The volume of foot traffic seen at Grapevine Mills was a factor in attracting global esports and technology company Vindex, which opened its second U.S. location of Belong Gaming Arenas there on Oct. 17.

“Grapevine Mills mall specifically, it’s a very high-traffic the North Dallas and the North Texas area where we wanted to have a [presence], and it just made sense to us for those reasons,” said Bob Morris, arenas opening manager for Belong Gaming Arenas.

Dornielle Wallace is the owner of Acai Bowlz, which offers thick smoothie bowls with various toppings. He relocated his business from Music City Mall in Lewisville to Grapevine Mills in May. Wallace said he has seen increased traffic from the move.

“I feel like the mall would be good to build up and get the clientele base,” Wallace said. “I just want to keep doing malls, and then when I get a stand-alone, then [clients] will be like, ‘Oh it’s the same guy in the mall,’ ‘cause if you notice, every store inside the mall has an outside store, too.”

Trendy evolution

Since it opened more than 24 years ago in 1997, Grapevine Mills has seen plenty of changes and an evolution in its retail offerings. Major chain retailers such as JCPenney and Sears, for example, have come and gone.
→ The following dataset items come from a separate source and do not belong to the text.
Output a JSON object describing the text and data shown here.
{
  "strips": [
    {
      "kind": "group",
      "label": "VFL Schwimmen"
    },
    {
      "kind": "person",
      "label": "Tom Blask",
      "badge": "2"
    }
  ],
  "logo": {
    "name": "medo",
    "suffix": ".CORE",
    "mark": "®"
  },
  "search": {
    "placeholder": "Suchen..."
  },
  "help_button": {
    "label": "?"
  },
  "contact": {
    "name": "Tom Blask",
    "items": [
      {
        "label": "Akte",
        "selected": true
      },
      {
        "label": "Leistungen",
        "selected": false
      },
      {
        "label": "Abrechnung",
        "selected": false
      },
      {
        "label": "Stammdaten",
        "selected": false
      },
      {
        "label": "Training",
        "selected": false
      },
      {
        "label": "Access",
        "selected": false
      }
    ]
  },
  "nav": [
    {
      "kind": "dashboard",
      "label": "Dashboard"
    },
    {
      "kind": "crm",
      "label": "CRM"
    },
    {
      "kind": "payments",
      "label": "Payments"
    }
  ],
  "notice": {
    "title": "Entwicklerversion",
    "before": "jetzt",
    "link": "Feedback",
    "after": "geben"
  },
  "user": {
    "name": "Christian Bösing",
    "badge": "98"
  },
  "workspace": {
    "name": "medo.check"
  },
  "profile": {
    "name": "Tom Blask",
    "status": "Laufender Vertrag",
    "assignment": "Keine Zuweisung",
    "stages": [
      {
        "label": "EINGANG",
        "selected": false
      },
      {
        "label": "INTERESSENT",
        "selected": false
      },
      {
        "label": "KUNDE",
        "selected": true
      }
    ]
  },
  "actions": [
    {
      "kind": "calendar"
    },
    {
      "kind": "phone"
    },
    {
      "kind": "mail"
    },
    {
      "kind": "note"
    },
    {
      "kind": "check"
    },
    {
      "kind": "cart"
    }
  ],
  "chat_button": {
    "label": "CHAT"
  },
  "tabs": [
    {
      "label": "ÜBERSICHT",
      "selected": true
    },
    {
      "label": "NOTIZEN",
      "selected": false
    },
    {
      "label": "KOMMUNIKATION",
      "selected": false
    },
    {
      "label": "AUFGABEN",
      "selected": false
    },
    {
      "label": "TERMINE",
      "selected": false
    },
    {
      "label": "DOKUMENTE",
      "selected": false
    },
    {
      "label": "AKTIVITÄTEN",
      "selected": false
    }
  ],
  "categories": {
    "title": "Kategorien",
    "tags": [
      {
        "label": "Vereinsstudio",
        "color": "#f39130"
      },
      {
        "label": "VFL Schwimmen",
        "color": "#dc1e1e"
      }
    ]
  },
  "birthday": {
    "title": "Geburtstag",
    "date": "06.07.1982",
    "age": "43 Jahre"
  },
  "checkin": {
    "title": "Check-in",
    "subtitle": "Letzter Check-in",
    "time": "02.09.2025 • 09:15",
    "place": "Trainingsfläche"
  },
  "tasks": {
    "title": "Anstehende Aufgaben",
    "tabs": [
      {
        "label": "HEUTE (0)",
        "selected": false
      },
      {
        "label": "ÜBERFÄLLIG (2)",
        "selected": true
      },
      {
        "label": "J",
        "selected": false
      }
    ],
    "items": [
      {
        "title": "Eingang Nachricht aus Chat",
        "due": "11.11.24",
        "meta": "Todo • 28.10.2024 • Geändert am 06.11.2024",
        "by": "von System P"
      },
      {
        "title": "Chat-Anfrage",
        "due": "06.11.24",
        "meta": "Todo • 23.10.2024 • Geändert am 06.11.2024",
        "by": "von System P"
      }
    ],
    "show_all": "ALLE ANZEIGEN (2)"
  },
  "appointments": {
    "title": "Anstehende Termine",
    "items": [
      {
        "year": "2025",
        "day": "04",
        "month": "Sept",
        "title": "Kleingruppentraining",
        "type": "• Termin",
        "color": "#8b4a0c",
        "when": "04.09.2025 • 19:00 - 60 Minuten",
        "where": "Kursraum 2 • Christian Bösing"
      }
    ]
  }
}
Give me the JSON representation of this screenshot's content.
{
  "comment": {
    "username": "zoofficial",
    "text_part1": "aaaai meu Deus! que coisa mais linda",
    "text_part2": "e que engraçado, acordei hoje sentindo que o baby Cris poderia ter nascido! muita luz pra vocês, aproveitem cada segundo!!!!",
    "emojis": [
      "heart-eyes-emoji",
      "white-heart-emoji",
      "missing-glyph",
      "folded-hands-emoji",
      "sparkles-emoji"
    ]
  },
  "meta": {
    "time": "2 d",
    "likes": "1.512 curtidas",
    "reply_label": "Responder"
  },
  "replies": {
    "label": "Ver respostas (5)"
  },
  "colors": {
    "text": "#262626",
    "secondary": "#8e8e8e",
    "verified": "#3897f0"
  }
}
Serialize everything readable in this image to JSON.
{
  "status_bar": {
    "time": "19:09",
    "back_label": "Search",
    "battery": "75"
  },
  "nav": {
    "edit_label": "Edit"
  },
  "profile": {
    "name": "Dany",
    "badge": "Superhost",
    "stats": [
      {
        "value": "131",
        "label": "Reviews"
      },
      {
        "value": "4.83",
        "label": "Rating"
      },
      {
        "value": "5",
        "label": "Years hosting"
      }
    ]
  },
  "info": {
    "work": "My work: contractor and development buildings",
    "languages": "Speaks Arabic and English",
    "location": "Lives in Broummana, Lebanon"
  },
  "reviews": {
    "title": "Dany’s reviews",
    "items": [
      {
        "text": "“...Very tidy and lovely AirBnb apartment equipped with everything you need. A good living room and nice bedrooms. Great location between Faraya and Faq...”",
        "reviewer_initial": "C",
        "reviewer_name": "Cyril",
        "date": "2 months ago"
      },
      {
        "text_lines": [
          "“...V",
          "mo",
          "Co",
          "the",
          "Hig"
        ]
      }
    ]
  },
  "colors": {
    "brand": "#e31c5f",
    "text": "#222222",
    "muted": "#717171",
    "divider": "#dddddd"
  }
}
Cresswell said offering diverse options gives Grapevine Mills leverage to survive within a constantly changing economy—especially during the COVID-19 pandemic—while also meeting the needs of consumers.

“Grapevine Mills really has an established and steadfast footprint, and they weathered the ebbs and flows of the economy successfully,” she said. “We feel given the market’s very diverse economy, we really do not anticipate that any past, present or potentially future hindrances will have any major impact on our business.”

The mall features 180 shopping, dining and entertainment tenants, according to its website.

“I think they did a phenomenal job of shifting,” Grapevine Chamber of Commerce CEO RaDonna Hessel said. “As the economy changes, people’s shopping habits change. They took a proactive approach of how to benefit the various businesses that were within the mall as well as our community.”

While the increased demand in online shopping has fueled concern about the future of malls, Hunter said there is reason for optimism as many people still prefer the social experience of shopping in person.

“Actually malls, as we come out of the pandemic, are one of the strongest-performing sectors in the country,” he said. “Online sales make up about 20% of retail sales right now. The other 80% are purchased in a physical store.”

With an influx of people moving to North Texas, Grapevine Mills remains a key attraction in the metroplex, Hessel said.

“It was a tremendous regional draw for not just Grapevine, but for the entire area, and it definitely benefited the city through sales tax generation as well as just the tourism aspect of it,” Hessel said. “People coming from outside of the community to spend their money in Grapevine—it also benefits surrounding businesses, i.e. restaurants, hotels, attraction.”